L.A. Noire videogame has 2,000-page script, destroys uncanny valley?


Game Informer has an ace preview of Rockstar and Team Bondi’s stunning L.A. Noire, the first trailer of which was released last week – if you haven’t seen it, it’s pants-creamingly excellent.

The game has already attracted garlands of praise over its superior facial animation technology and lip-synching. In the Game Informer piece, director Brendan McNamara claims L.A. Noire crosses the uncanny valley, and while I still think it falls just short of that, it is a remarkable-looking game.

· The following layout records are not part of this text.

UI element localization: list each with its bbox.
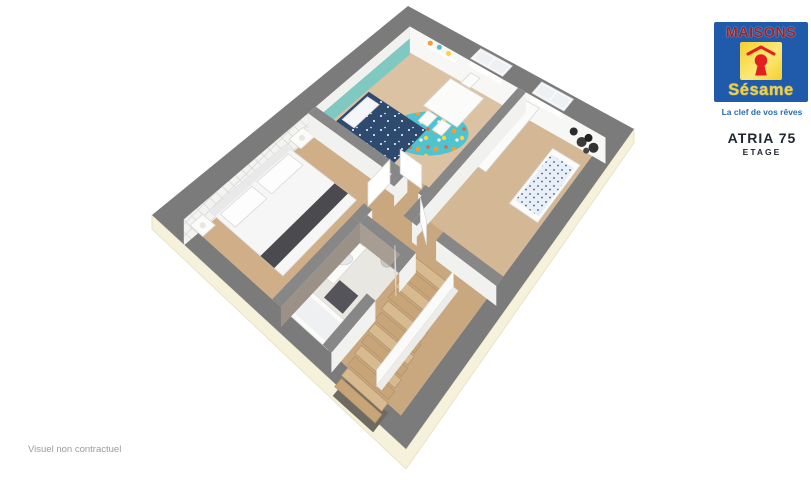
floorplan-3d-render [0, 0, 811, 480]
keyhole-icon [741, 43, 781, 79]
shelf-deco [428, 41, 433, 46]
page: MAISONS Sésame La clef de vos rêves ATRI… [0, 0, 811, 480]
floorplan-root [152, 6, 634, 469]
nursery-wall-circle-decal [585, 134, 593, 142]
keyhole-stem [755, 65, 767, 76]
logo-maisons-text: MAISONS [726, 25, 796, 41]
shelf-deco [437, 45, 442, 50]
wall-face [412, 222, 417, 246]
maisons-sesame-logo: MAISONS Sésame [714, 22, 808, 102]
nursery-wall-circle-decal [583, 148, 589, 154]
nursery-wall-circle-decal [570, 128, 578, 136]
brand-block: MAISONS Sésame La clef de vos rêves ATRI… [714, 22, 810, 157]
roof-icon [748, 47, 774, 54]
logo-sesame-text: Sésame [728, 81, 793, 100]
nursery-wall-circle-decal [589, 143, 599, 153]
bedside-lamp [299, 135, 305, 141]
model-name: ATRIA 75 [714, 130, 810, 146]
bedside-lamp [200, 222, 206, 228]
disclaimer-text: Visuel non contractuel [28, 444, 121, 455]
logo-keyhole-box [740, 42, 782, 80]
floor-label: ETAGE [714, 147, 810, 157]
shelf-deco [446, 51, 451, 56]
logo-tagline: La clef de vos rêves [714, 107, 810, 117]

McNamara also says the title has a 2,000-page script (ten times the length of a script for a long movie), and is being developed using a specially built 200-terabyte capture studio in Australia. It’s all sounding like this could be the most filmic videogame ever:

“I’d been doing some research in the U.K. for a number of years on how you could do capture without markers. What we wanted to do was capture the exterior of people instead of the bones. What we have here is the final end of that process, where you put an actor in the chair and as we record it’s instantly turned into 3D. We think it’s pretty significant. The great thing about that is we think that the whole uncanny valley thing is out the window, because you can see people in the game and literally lip-read what they say. Even the [games] I look at now that are great, there’s something about [the characters] that makes me think of a goldfish.”

In case you can’t tell, I find this stuff pretty damn exciting. The idea that you can tell if characters in this detective thriller are lying just by watching their facial expressions is, dare I say it, genuinely groundbreaking for games. Oh Christ, hurry up Spring 2011!